1 500 enfants malades seraient actuellement en phase terminale en France.

Le but de cette loi est de donner un cadre légal aux initiatives spontanées de solidarités de salariés, telle celle qui s’est produite en 2009 au sein de la société BADOIT : un salarié dont le fils de 11 ans était atteint d’un cancer en phase terminale a pu rester près de son enfant jusqu’à son décès, grâce à la générosité de ses collègues de travail qui lui avaient fait don de 170 jours de RTT.

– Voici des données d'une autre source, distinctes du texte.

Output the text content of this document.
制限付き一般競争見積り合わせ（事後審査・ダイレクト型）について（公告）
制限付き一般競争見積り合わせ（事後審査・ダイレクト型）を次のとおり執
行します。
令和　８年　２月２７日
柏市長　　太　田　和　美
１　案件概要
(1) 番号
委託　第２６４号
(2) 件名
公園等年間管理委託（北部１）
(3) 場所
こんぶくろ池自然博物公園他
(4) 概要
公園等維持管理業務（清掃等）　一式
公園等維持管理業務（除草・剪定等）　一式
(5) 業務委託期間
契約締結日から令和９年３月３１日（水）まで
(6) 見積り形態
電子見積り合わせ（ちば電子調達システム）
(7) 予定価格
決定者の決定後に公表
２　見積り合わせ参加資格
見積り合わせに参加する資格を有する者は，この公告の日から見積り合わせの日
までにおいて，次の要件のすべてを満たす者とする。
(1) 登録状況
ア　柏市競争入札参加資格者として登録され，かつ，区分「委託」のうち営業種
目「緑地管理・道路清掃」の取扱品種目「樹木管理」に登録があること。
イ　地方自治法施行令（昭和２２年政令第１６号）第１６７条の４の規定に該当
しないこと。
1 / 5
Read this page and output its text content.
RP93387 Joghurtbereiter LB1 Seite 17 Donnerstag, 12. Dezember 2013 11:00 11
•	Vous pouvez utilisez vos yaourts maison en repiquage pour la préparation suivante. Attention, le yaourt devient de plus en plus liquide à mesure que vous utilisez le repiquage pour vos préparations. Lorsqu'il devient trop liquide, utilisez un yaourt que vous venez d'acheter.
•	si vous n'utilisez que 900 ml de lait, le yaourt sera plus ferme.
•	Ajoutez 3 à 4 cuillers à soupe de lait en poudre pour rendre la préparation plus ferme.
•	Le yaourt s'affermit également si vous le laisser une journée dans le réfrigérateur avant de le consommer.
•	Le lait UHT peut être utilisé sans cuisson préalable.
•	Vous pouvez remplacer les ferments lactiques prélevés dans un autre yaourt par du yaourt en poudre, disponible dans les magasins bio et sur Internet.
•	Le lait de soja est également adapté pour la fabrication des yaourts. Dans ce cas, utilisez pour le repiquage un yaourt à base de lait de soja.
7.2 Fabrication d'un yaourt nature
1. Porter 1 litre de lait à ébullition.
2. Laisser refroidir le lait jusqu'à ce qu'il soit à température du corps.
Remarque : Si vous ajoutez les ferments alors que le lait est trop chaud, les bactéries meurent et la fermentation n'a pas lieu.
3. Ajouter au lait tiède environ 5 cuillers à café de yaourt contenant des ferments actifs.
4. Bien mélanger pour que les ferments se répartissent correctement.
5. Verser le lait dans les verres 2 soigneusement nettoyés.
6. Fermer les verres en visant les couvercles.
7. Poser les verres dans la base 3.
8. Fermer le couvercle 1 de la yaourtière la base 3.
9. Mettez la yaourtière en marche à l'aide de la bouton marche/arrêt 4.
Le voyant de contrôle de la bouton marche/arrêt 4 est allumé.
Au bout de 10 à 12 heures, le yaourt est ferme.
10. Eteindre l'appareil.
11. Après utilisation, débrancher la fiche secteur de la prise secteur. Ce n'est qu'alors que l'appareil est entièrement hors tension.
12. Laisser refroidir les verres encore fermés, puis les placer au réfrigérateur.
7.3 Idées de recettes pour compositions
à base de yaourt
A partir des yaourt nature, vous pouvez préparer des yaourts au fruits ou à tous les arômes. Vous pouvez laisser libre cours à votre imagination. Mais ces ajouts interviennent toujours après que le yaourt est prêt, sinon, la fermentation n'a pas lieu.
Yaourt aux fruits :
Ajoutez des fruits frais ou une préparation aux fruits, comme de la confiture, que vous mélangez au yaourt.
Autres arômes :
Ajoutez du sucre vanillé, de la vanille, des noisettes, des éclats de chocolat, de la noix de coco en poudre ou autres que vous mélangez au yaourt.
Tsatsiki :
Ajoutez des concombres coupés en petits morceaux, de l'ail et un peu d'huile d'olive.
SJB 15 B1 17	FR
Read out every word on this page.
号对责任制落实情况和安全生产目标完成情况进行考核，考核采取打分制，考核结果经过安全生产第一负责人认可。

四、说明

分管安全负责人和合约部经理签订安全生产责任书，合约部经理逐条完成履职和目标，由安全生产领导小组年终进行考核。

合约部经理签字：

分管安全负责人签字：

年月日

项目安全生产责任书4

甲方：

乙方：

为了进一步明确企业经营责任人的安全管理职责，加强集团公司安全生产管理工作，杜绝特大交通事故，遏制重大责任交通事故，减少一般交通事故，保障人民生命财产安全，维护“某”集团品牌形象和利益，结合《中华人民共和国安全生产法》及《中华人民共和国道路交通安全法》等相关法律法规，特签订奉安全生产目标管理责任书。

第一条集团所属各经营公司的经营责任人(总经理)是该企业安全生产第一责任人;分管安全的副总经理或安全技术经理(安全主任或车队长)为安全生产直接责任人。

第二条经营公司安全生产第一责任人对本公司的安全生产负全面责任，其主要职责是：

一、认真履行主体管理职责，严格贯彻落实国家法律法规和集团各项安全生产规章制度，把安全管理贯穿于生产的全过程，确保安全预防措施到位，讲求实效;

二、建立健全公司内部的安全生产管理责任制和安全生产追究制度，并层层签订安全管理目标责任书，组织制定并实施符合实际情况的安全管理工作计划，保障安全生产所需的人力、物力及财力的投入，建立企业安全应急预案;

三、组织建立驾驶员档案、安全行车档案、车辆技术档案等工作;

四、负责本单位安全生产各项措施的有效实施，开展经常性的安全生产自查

La loi, qui n’est pas encore définitivement votée (elle doit encore être examinée au Sénat), permettra à un salarié, « sur sa demande et en accord avec l’employeur, de renoncer anonymement et sans contrepartie à tout ou partie de ses jours de repos non pris (…) au bénéfice d’un autre salarié de l’entreprise qui assume la charge d’un enfant âgé de moins de 21 ans atteint d’une maladie, d’un handicap ou victime d’un accident d’une particulière gravité rendant indispensables une présence soutenue et des soins contraignants (…) ».

Chaque salarié ne pourra donner qu’une seule semaine de congés payés par an; il pourra en revanche donner autant de jours de RTT qu’il veut.

Le salarié qui bénéficiera de ces dons conservera sa rémunération pendant toute sa période d’absence, ainsi que ses droits à ancienneté.

Rappelons que le Code du travail permet déjà au salarié dont l’enfant est gravement malade de prendre un congé de présence parentale de 310 jours ouvrés (travaillés) en recevant une allocation journalière (informations complémentaires sur le site vosdroits.service-public).